Nun beginne die Phase 2 des pandemischen Geschehens, in der geklärt werden müsse, wie viele Menschen in welcher Region bereits immun seien und wie lange diese Immunität anhalte. Es sei nun ein intensives Monitoring erforderlich, um der Gefahr einer neuen Erkrankungswelle entgegenzuwirken. Die nunmehrige Phase werde vier bis acht Wochen dauern. Es komme jetzt darauf an, Erkenntnisse über die Herdenimmunität zu gewinnen:

„Eine effektive Herdenimmunität ist dann erreicht, wenn das Ausmaß der Immunität in einer Bevölkerung ausreicht, um weitere Neuinfektionen erfolgreich zu verhindern. Bei Masern liegt diese bei 95 Prozent der Bevölkerung, bei SARS-CoV-2 bei circa 50 bis 66 Prozent.“

Das Problem: Es gebe noch immer keine detaillierte Teststrategie, keine Monitoringstrategie und kein Budget oder Aufträge für Versorgungs- und Begleitforschung.

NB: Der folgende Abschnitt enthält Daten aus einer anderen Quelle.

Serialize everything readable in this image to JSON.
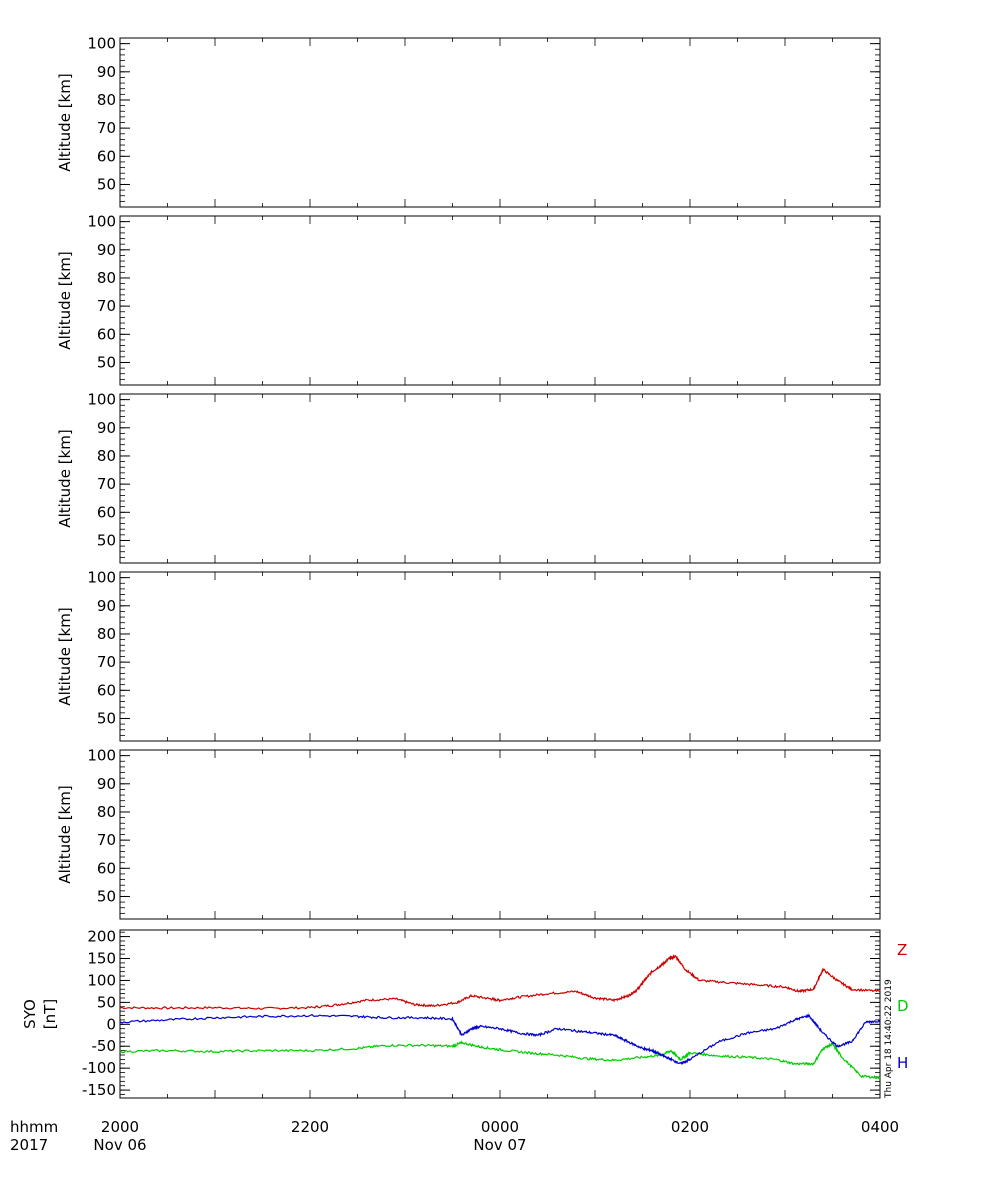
{
  "chart_data": [
    {
      "type": "heatmap",
      "ylabel": "Altitude  [km]",
      "yticks": [
        50,
        60,
        70,
        80,
        90,
        100
      ],
      "ylim": [
        42,
        102
      ],
      "xlim_hours": [
        20,
        28
      ],
      "data": []
    },
    {
      "type": "heatmap",
      "ylabel": "Altitude  [km]",
      "yticks": [
        50,
        60,
        70,
        80,
        90,
        100
      ],
      "ylim": [
        42,
        102
      ],
      "xlim_hours": [
        20,
        28
      ],
      "data": []
    },
    {
      "type": "heatmap",
      "ylabel": "Altitude  [km]",
      "yticks": [
        50,
        60,
        70,
        80,
        90,
        100
      ],
      "ylim": [
        42,
        102
      ],
      "xlim_hours": [
        20,
        28
      ],
      "data": []
    },
    {
      "type": "heatmap",
      "ylabel": "Altitude  [km]",
      "yticks": [
        50,
        60,
        70,
        80,
        90,
        100
      ],
      "ylim": [
        42,
        102
      ],
      "xlim_hours": [
        20,
        28
      ],
      "data": []
    },
    {
      "type": "heatmap",
      "ylabel": "Altitude  [km]",
      "yticks": [
        50,
        60,
        70,
        80,
        90,
        100
      ],
      "ylim": [
        42,
        102
      ],
      "xlim_hours": [
        20,
        28
      ],
      "data": []
    },
    {
      "type": "line",
      "ylabel_station": "SYO",
      "ylabel_unit": "[nT]",
      "yticks": [
        -150,
        -100,
        -50,
        0,
        50,
        100,
        150,
        200
      ],
      "ylim": [
        -168,
        215
      ],
      "xlim_hours": [
        20,
        28
      ],
      "series": [
        {
          "name": "Z",
          "color": "#cc0000",
          "x": [
            20.0,
            20.5,
            21.0,
            21.5,
            22.0,
            22.3,
            22.6,
            22.9,
            23.1,
            23.3,
            23.55,
            23.7,
            23.9,
            24.0,
            24.2,
            24.5,
            24.8,
            25.0,
            25.2,
            25.35,
            25.45,
            25.52,
            25.6,
            25.7,
            25.78,
            25.85,
            25.95,
            26.1,
            26.4,
            26.7,
            27.0,
            27.15,
            27.3,
            27.4,
            27.55,
            27.7,
            28.0
          ],
          "y": [
            38,
            37,
            38,
            36,
            38,
            45,
            55,
            58,
            45,
            42,
            50,
            65,
            58,
            55,
            62,
            70,
            75,
            60,
            55,
            65,
            80,
            100,
            120,
            135,
            150,
            155,
            125,
            100,
            95,
            90,
            85,
            75,
            80,
            125,
            100,
            80,
            75
          ]
        },
        {
          "name": "D",
          "color": "#00cc00",
          "x": [
            20.0,
            20.5,
            21.0,
            21.5,
            22.0,
            22.5,
            22.8,
            23.2,
            23.5,
            23.6,
            23.8,
            24.0,
            24.3,
            24.6,
            24.9,
            25.2,
            25.5,
            25.7,
            25.8,
            25.9,
            26.0,
            26.3,
            26.6,
            26.9,
            27.1,
            27.3,
            27.4,
            27.5,
            27.6,
            27.8,
            28.0
          ],
          "y": [
            -62,
            -60,
            -62,
            -60,
            -60,
            -55,
            -48,
            -48,
            -50,
            -42,
            -52,
            -58,
            -65,
            -70,
            -78,
            -82,
            -75,
            -70,
            -60,
            -80,
            -65,
            -72,
            -75,
            -80,
            -90,
            -90,
            -55,
            -45,
            -75,
            -118,
            -122
          ]
        },
        {
          "name": "H",
          "color": "#0000cc",
          "x": [
            20.0,
            20.5,
            21.0,
            21.5,
            22.0,
            22.5,
            22.8,
            23.2,
            23.5,
            23.6,
            23.7,
            23.8,
            24.0,
            24.2,
            24.4,
            24.6,
            24.8,
            25.0,
            25.2,
            25.35,
            25.5,
            25.6,
            25.7,
            25.8,
            25.9,
            26.0,
            26.3,
            26.6,
            26.9,
            27.1,
            27.25,
            27.4,
            27.55,
            27.7,
            27.85,
            28.0
          ],
          "y": [
            5,
            10,
            15,
            18,
            20,
            18,
            15,
            15,
            12,
            -25,
            -10,
            -5,
            -10,
            -20,
            -25,
            -10,
            -15,
            -20,
            -25,
            -40,
            -55,
            -60,
            -70,
            -80,
            -90,
            -80,
            -40,
            -20,
            -10,
            10,
            20,
            -20,
            -50,
            -40,
            5,
            8
          ]
        }
      ]
    }
  ],
  "x_axis": {
    "row1_label": "hhmm",
    "row2_label": "2017",
    "ticks": [
      {
        "hour": 20,
        "time": "2000",
        "date": "Nov 06"
      },
      {
        "hour": 22,
        "time": "2200",
        "date": ""
      },
      {
        "hour": 24,
        "time": "0000",
        "date": "Nov 07"
      },
      {
        "hour": 26,
        "time": "0200",
        "date": ""
      },
      {
        "hour": 28,
        "time": "0400",
        "date": ""
      }
    ]
  },
  "timestamp": "Thu Apr 18 14:40:22 2019"
}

Stanford-Studie bestätigt: Corona-Todesfälle bei gesunden Patienten unter 65 extrem selten

Insgesamt zeichne sich ab, was auch eine auf Daten aus Ländern wie Deutschland, Belgien, Italien, Niederlande, Portugal, Schweden, Schweiz, Spanien und den USA gestützte Studie unter Federführung von John P.A. Ioannidis (Stanford University) bestätige und was bereits von Beginn der Pandemie an gemutmaßt wurde: Bei unter 65-Jährigen bestehe ein sehr kleines Risiko, an COVID-19 zu versterben – selbst in Hotspots des pandemischen Geschehens wie in Bergamo. Auch bei Personen unter 65 Jahren, die an keinen Grunderkrankungen litten, seien tödliche Verläufe von COVID-19 sehr selten.